Carlos Botelho (painter) - Work

Work

"For Botelho the thirties are a thrilling decade full of extremely dense production", and his painting is formally characterized by a strong connection to expressionism. Within it one can detect three different strands of subject matter:

Firstly, the urban landscape of the city in which he was born and lived. Lisbon soon stands out as the "predominant iconography, even the body of the deepening of the painter’s recourses and of their successive poetics". It is not, however, the almost single path we find in his later work: "landscape is enunciated as a possibility in this recently-started career, but it is not yet the imperative matrix of the future". Botelho will also paint other cities: Paris, Florence, Amsterdam, New Orleans and, above all, New York: "In terms of Portuguese art at the end of the nineteen thirties, these paintings are located at the vanguard of everything that was being done at the time".

Alongside the urban landscapes, and "intending to free himself from the strict appreciation that had consecrated him as a humorist", Botelho turns his attention to the social realm in works that thematically and stylistically bring him close to the "expressionist painting of the Northern European tradition, enunciating a sense of research that could be connoted to Van Gogh’s Dutch period". His acrobats, his blind men and fishermen are solid and dense figures, showing us another facet of his work.

The third path that will occupy him throughout the initial decade is the portrait, which will culminate in the portraits of Beatriz, his parents and his children. And if the portrait of Botelho’s father, from 1937, is "an axial moment in his work", the portraits of his children are the final step in the autonomization of his approach: "No concession to the conventional taste in these two portraits, no sentimentality for the models, but rather a brusqueness of gesture and of attitude, as if his intimate relationship with them in no way affected his desire for painting".

From the nineteen 1930s onwards Botelho’s Lisbon becomes an intensely personal realm, capable of revealing something profound, granting us "the view of an archetypical city whose beauty is the mediating form of the truth of a people or of its specific anthropology . With a great simplicity of processes and effects, created a plastic universe as the symbolic and imaginative mirror of one of the most significant facets of the Portuguese spirit". He records the city, "but, more deeply, he invents it, shifting the accidents and the places, subjecting them to a plastic demand. Yet we deeply acknowledge that this “painted” city is as real, or more real (?), than the existing one".

His painting will subtly change. The softening of the expressionist intensity opens up paths to a different poetic dimension and to a new awareness of the canvas’ flatness.

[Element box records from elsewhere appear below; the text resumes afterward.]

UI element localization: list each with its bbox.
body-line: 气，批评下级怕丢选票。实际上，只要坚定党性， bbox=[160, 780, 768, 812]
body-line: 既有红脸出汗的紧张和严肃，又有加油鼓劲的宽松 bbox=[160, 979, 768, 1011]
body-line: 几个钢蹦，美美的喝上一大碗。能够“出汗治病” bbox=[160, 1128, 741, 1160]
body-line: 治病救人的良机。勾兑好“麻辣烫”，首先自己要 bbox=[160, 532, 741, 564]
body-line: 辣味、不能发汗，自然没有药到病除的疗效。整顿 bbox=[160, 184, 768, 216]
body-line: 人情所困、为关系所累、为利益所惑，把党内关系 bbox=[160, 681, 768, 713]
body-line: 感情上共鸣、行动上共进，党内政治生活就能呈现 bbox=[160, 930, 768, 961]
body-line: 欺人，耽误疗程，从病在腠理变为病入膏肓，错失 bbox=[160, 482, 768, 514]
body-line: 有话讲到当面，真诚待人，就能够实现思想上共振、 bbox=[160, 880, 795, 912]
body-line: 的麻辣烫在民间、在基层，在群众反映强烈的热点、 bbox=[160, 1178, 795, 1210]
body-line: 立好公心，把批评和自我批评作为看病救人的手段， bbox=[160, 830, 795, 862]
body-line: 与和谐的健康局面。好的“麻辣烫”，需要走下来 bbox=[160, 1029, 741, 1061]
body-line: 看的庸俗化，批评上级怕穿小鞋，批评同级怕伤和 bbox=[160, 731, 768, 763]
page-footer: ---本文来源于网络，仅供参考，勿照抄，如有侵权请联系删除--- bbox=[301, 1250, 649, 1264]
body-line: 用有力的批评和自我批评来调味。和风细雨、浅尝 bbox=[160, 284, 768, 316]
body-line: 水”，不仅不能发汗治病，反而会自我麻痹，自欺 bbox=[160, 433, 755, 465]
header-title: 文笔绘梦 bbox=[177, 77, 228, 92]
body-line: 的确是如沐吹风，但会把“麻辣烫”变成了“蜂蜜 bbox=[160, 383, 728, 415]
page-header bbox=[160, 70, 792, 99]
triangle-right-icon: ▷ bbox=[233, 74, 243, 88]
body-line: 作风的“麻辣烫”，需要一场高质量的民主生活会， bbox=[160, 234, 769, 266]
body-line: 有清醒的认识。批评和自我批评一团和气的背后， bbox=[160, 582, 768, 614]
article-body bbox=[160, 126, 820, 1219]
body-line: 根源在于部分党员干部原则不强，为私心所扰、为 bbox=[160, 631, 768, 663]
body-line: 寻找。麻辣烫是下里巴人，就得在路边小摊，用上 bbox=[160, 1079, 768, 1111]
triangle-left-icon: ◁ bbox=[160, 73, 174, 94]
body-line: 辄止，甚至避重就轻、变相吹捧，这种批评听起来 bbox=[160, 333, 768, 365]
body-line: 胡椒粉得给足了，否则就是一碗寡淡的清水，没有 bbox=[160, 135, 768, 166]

In the 1950s that option becomes radicalized: "Botelho starts out from modernist principles, like the autonomy of the line the rejection of Renaissance perspective”, in “different” works in which he more than ever comes close to abstraction.

The formal principles he investigates in these works will reappear shortly after under a different guise in the formal structuring of the urban landscapes that occupy him until the end: "The last productive clash came with the affirmation of abstractionism in the 1950s, via the Paris school and Vieira da Silva, and this was decisive for the cycles of his long final production: he did not cut off the metaphorical body of Lisbon but disciplined it in rhymes and chromatic spatialities in which light is the determining referent.